Java applets were introduced a long time ago to provide animations in web pages. They are not architected for large applications. So, your applets should be small in size and should not perform computationally intensive tasks. Moreover, applets, after being downloaded from the server, are executed on a client machine. Several restrictions are imposed for security reasons. The goal imposing these restrictions is protecting client computer from potentially vulnerable applets. To ensure this goal, applet capabilities are restricted, probably more than necessary. You should be fairly aware of those restrictions if you are going to develop applets. Applets should not be allowed to do the following:

  • Reading, writing, creating, destroying, and renaming files on the local file system
  • Sending sensitive information to other potentially vulnerable computers over the network
  • Creating potentially destructive/malicious processes
  • Writing virus programs that destroy your data or perform other malicious events.

Taking these points into consideration, many constraints are imposed, some of which are as follows:

Limitations on Read and Write

Applets cannot access (i.e., read from or write into) the local file system. This restriction is imposed on the applets to prevent searching and sending of valuable information, or even formatting of the hard disk, upon being downloaded onto the client’s computer. Applets cannot create any file in the local file system.

Limitations on Connectivity

Applets cannot create any network connection or transfer data to a third party server (i.e., the server which they were downloaded from). If it were allowed, the developer would be able to write malicious applets that send sensitive information from the client’s computer to other computers.

Limitations on Native Library Access

Applets are not allowed to access native libraries from other languages such as C++ though Java applications do so. If this was allowed, there would be no way to prevent applets sitting on the client’s computer from calling native methods that perform malicious actions.

Limitations on Process Creation

Applets are not allowed to spawn new processes from them. If this was allowed, users could write malicious applets that spawn too many new processes. These processes could make all the resources of the client computer busy. However, applets are allowed to create threads since threads belong to the same address space of the applet and cannot do too many malicious things.

Limitations on Events

Applets cannot detect or handle events that occur outside the applet area.

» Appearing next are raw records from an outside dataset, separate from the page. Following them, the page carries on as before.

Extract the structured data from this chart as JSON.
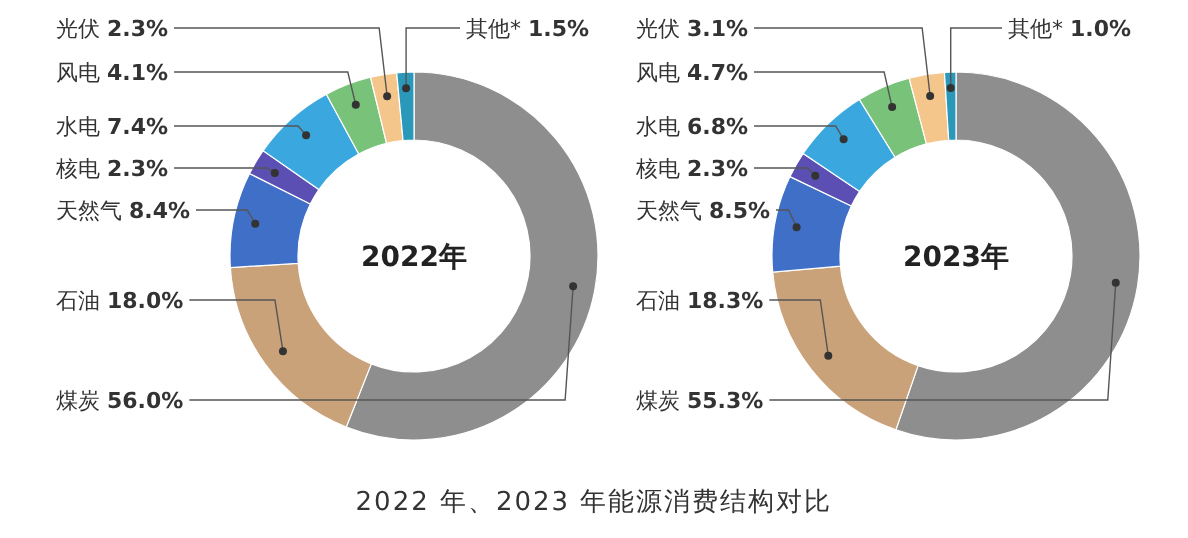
{
  "chart_data": [
    {
      "type": "donut",
      "title": "2022年",
      "categories": [
        "煤炭",
        "石油",
        "天然气",
        "核电",
        "水电",
        "风电",
        "光伏",
        "其他*"
      ],
      "values": [
        56.0,
        18.0,
        8.4,
        2.3,
        7.4,
        4.1,
        2.3,
        1.5
      ],
      "value_labels": [
        "56.0%",
        "18.0%",
        "8.4%",
        "2.3%",
        "7.4%",
        "4.1%",
        "2.3%",
        "1.5%"
      ],
      "colors": [
        "#8e8e8e",
        "#c9a27a",
        "#3f6fc6",
        "#5b4fb3",
        "#3aa7df",
        "#79c27a",
        "#f5c68c",
        "#2a98b8"
      ],
      "annotations": [
        "2022 年、2023 年能源消费结构对比"
      ]
    },
    {
      "type": "donut",
      "title": "2023年",
      "categories": [
        "煤炭",
        "石油",
        "天然气",
        "核电",
        "水电",
        "风电",
        "光伏",
        "其他*"
      ],
      "values": [
        55.3,
        18.3,
        8.5,
        2.3,
        6.8,
        4.7,
        3.1,
        1.0
      ],
      "value_labels": [
        "55.3%",
        "18.3%",
        "8.5%",
        "2.3%",
        "6.8%",
        "4.7%",
        "3.1%",
        "1.0%"
      ],
      "colors": [
        "#8e8e8e",
        "#c9a27a",
        "#3f6fc6",
        "#5b4fb3",
        "#3aa7df",
        "#79c27a",
        "#f5c68c",
        "#2a98b8"
      ]
    }
  ]
}
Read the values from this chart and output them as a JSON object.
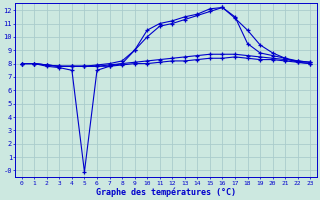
{
  "xlabel": "Graphe des températures (°C)",
  "bg_color": "#cce8e0",
  "grid_color": "#aacccc",
  "line_color": "#0000cc",
  "hours": [
    0,
    1,
    2,
    3,
    4,
    5,
    6,
    7,
    8,
    9,
    10,
    11,
    12,
    13,
    14,
    15,
    16,
    17,
    18,
    19,
    20,
    21,
    22,
    23
  ],
  "line_dip": [
    8.0,
    8.0,
    7.8,
    7.7,
    7.5,
    -0.1,
    7.5,
    7.8,
    8.0,
    9.0,
    10.5,
    11.0,
    11.2,
    11.5,
    11.7,
    12.1,
    12.2,
    11.4,
    10.5,
    9.4,
    8.8,
    8.4,
    8.1,
    8.0
  ],
  "line_rise": [
    8.0,
    8.0,
    7.9,
    7.8,
    7.8,
    7.8,
    7.9,
    8.0,
    8.2,
    9.0,
    10.0,
    10.8,
    11.0,
    11.3,
    11.6,
    11.9,
    12.2,
    11.5,
    9.5,
    8.8,
    8.6,
    8.4,
    8.2,
    8.1
  ],
  "line_flat1": [
    8.0,
    8.0,
    7.9,
    7.8,
    7.8,
    7.8,
    7.8,
    7.9,
    8.0,
    8.1,
    8.2,
    8.3,
    8.4,
    8.5,
    8.6,
    8.7,
    8.7,
    8.7,
    8.6,
    8.5,
    8.4,
    8.3,
    8.2,
    8.1
  ],
  "line_flat2": [
    8.0,
    8.0,
    7.9,
    7.8,
    7.8,
    7.8,
    7.8,
    7.8,
    7.9,
    8.0,
    8.0,
    8.1,
    8.2,
    8.2,
    8.3,
    8.4,
    8.4,
    8.5,
    8.4,
    8.3,
    8.3,
    8.2,
    8.1,
    8.0
  ],
  "ylim": [
    -0.5,
    12.5
  ],
  "ytick_vals": [
    0,
    1,
    2,
    3,
    4,
    5,
    6,
    7,
    8,
    9,
    10,
    11,
    12
  ],
  "ytick_labels": [
    "-0",
    "1",
    "2",
    "3",
    "4",
    "5",
    "6",
    "7",
    "8",
    "9",
    "10",
    "11",
    "12"
  ],
  "xlim": [
    -0.5,
    23.5
  ]
}
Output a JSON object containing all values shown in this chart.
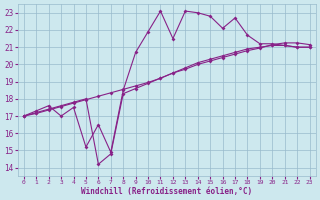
{
  "xlabel": "Windchill (Refroidissement éolien,°C)",
  "bg_color": "#cde8ee",
  "line_color": "#882288",
  "grid_color": "#99bbcc",
  "axis_label_color": "#882288",
  "tick_color": "#882288",
  "xlim": [
    -0.5,
    23.5
  ],
  "ylim": [
    13.5,
    23.5
  ],
  "xticks": [
    0,
    1,
    2,
    3,
    4,
    5,
    6,
    7,
    8,
    9,
    10,
    11,
    12,
    13,
    14,
    15,
    16,
    17,
    18,
    19,
    20,
    21,
    22,
    23
  ],
  "yticks": [
    14,
    15,
    16,
    17,
    18,
    19,
    20,
    21,
    22,
    23
  ],
  "line1_x": [
    0,
    1,
    2,
    3,
    4,
    5,
    6,
    7,
    8,
    9,
    10,
    11,
    12,
    13,
    14,
    15,
    16,
    17,
    18,
    19,
    20,
    21,
    22,
    23
  ],
  "line1_y": [
    17.0,
    17.3,
    17.6,
    17.0,
    17.5,
    15.2,
    16.5,
    14.9,
    18.5,
    20.7,
    21.9,
    23.1,
    21.5,
    23.1,
    23.0,
    22.8,
    22.1,
    22.7,
    21.7,
    21.2,
    21.2,
    21.1,
    21.0,
    21.0
  ],
  "line2_x": [
    0,
    1,
    2,
    3,
    4,
    5,
    6,
    7,
    8,
    9,
    10,
    11,
    12,
    13,
    14,
    15,
    16,
    17,
    18,
    19,
    20,
    21,
    22,
    23
  ],
  "line2_y": [
    17.0,
    17.2,
    17.4,
    17.6,
    17.8,
    18.0,
    14.2,
    14.8,
    18.3,
    18.6,
    18.9,
    19.2,
    19.5,
    19.8,
    20.1,
    20.3,
    20.5,
    20.7,
    20.9,
    21.0,
    21.1,
    21.1,
    21.0,
    21.0
  ],
  "line3_x": [
    0,
    1,
    2,
    3,
    4,
    5,
    6,
    7,
    8,
    9,
    10,
    11,
    12,
    13,
    14,
    15,
    16,
    17,
    18,
    19,
    20,
    21,
    22,
    23
  ],
  "line3_y": [
    17.0,
    17.15,
    17.35,
    17.55,
    17.75,
    17.95,
    18.15,
    18.35,
    18.55,
    18.75,
    18.95,
    19.2,
    19.5,
    19.72,
    20.0,
    20.2,
    20.4,
    20.6,
    20.8,
    20.95,
    21.15,
    21.25,
    21.25,
    21.15
  ]
}
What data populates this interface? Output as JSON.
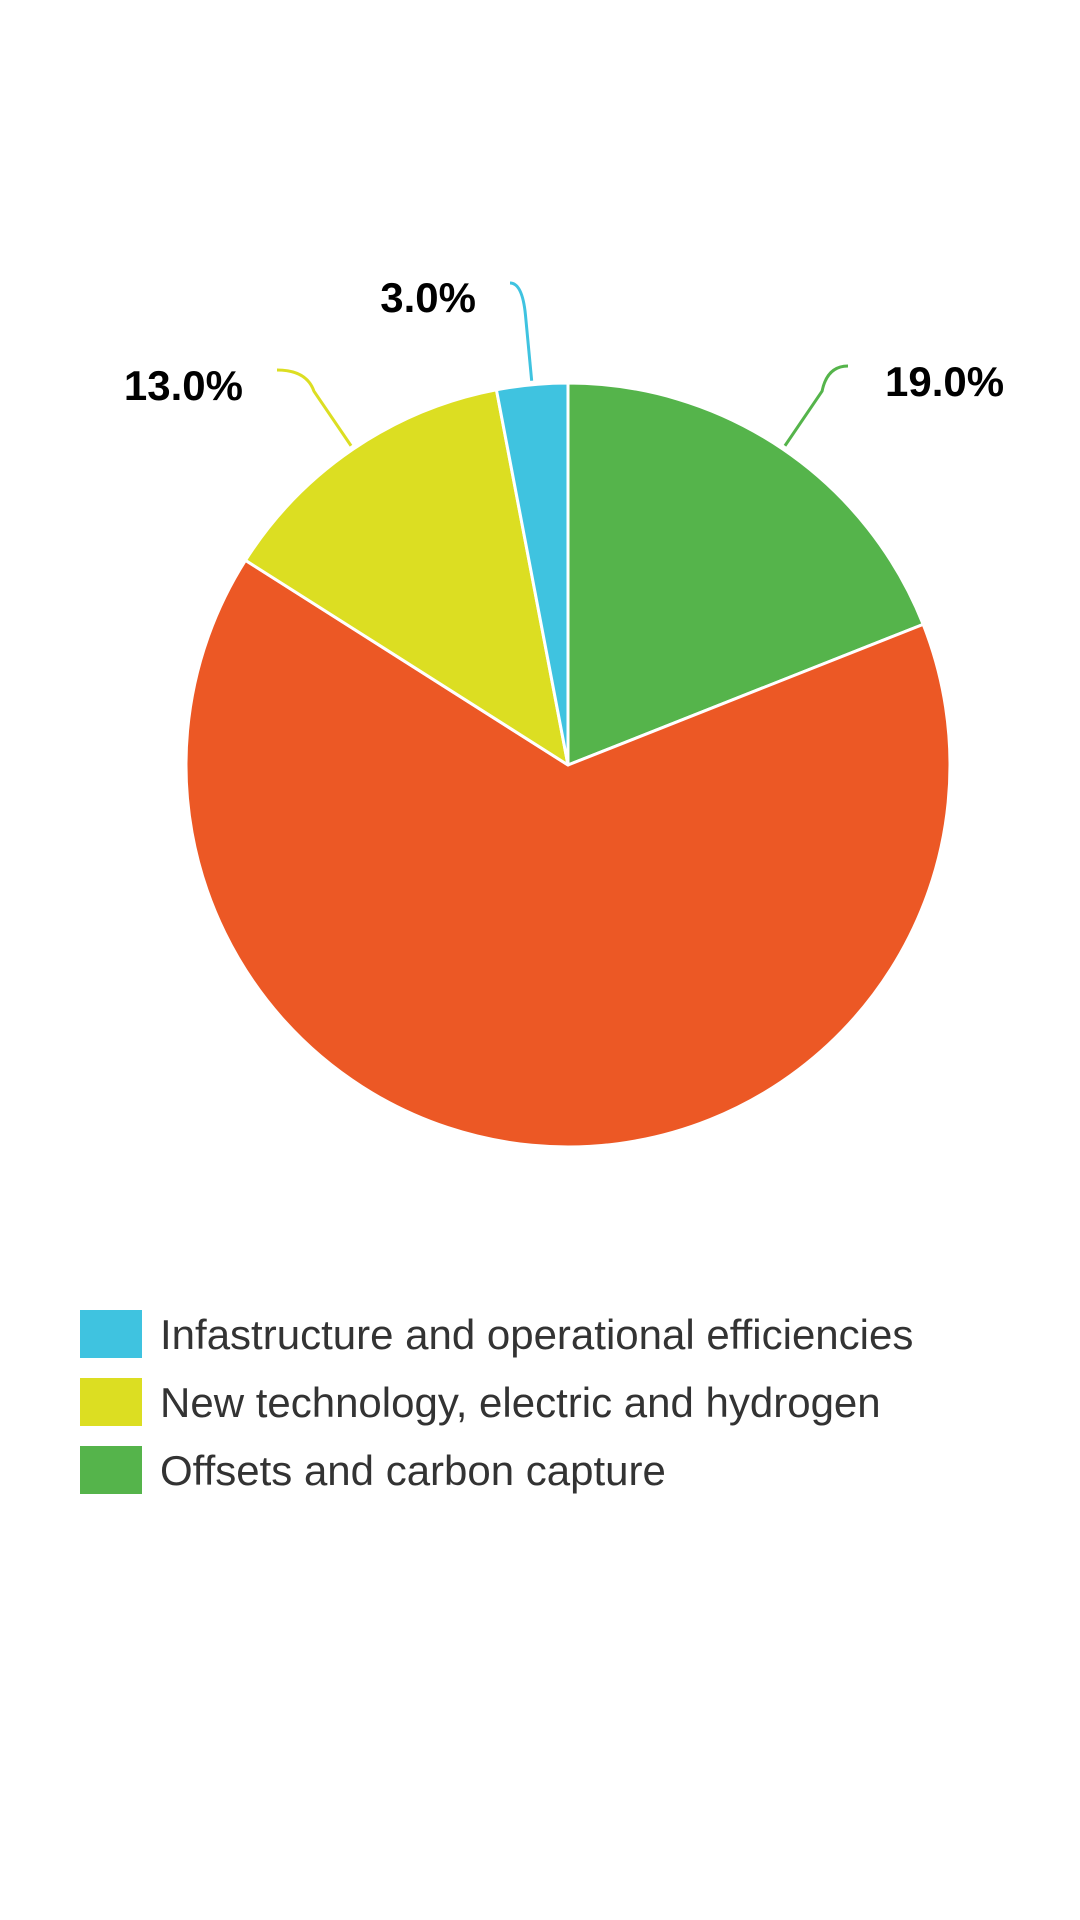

Limitations on Accessing System Properties

Applets are allowed to read some (not potentially vulnerable) system properties but not all. Table 16.1: shows some of the restricted system properties.

However, there is a category of applets, called privileged applets which may run outside the security boundary and have privilege to access the client computer. Also note that local applets (loaded from local file system) have none of the restrictions that are imposed on the applets loaded over the network. The reason for this is that local applets are considered to be more reliable than unknown applets from the network.